The statements I have made are from facts coming within my own knowledge, and they are made to show the disparity between the Confederate armies and those of the United States. These statements will serve to give some idea of the disparities existing in other lines. I now ask which has retired from the contest with more true glory, that heroic band of Confederates who so long withstood the tremendous armies and resources of the United States, or that ‘Grand Army of the Union,’ which, while being recruited from all the world, was enabled by ‘continuous hammering’ to so exhaust it opponent ‘by mere attrition’ as to compel a surrender?

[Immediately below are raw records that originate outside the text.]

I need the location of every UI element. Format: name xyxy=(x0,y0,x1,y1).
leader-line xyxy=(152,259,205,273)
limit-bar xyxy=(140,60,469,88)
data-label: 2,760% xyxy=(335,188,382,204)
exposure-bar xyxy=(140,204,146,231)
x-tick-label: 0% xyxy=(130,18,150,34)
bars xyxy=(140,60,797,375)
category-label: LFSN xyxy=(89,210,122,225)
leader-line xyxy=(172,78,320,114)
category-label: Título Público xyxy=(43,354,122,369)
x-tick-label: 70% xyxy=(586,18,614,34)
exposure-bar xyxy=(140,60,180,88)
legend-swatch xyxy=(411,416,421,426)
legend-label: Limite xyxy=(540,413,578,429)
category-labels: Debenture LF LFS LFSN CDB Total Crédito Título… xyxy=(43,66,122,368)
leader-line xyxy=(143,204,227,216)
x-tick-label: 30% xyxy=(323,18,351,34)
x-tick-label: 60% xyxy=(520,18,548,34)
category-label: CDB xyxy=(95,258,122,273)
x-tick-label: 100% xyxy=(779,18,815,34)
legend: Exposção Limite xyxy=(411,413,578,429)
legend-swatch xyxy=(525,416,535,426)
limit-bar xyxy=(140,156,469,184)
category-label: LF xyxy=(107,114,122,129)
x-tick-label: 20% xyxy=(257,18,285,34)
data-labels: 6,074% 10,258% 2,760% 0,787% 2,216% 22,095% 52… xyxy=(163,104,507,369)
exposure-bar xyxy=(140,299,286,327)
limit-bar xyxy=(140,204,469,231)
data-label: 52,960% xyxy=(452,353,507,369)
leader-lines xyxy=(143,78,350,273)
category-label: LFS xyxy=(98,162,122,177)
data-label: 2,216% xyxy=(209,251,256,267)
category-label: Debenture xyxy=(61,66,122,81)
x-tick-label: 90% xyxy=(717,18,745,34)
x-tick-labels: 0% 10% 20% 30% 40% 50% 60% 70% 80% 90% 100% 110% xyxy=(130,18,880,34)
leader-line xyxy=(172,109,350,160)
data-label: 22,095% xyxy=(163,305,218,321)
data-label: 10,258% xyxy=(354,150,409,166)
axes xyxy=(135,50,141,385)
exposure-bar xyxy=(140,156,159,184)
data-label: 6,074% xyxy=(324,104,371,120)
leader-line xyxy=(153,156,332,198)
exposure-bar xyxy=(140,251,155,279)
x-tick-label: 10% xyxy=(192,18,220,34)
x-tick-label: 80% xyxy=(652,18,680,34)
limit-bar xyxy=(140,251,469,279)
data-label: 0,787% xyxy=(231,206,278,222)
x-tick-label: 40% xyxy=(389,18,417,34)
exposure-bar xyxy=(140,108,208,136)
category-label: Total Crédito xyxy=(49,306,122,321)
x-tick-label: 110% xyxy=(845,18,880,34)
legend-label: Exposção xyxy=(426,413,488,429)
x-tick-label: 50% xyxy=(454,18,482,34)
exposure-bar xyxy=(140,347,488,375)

The world has never witnessed so great a political crime as that committed in the destruction of the Confederate Government by armed force. Other nations, in ancient as well as modern times, have fallen under the yoke of the conqueror or usurper, because their own follies, vices or crimes had prepared the way for their subjugation. Many tears have been shed over the fate of unhappy Poland, but we [182] cannot shut our eyes to the fact that the Poles had shown their incapacity to manage their own government ere they were consigned to foreign rule. In our case, however, the civilized nations of the earth have stood aloof and seen a brave and patriotic people politically murdered, while maintaining an unprecedented struggle for the right of self-government, and manifesting at every step their capacity for it, and this, too, when under an assumed neutrality, the resources of men, money, and munitions of war of those very nations were being freely used to consummate the monstrous deed, and thereby give the final blow to a genuine Republican Government even in the United States.

On behalf of my down-trodden country, I make the appeal to those nations that they will not commit the further injustice of receiving the history of this struggle from the mouths and pens of our enemies, but that they shall wait until the time shall come for placing a true history before them. In the meantime, let all my countrymen who were in a condition to know the character of the contest, put in a tangible form, to be preserved for the use of the future historian, such facts and materials for that history as are in their knowledge or possession.

J. A. Early, Lieutenant-General, C. S. A.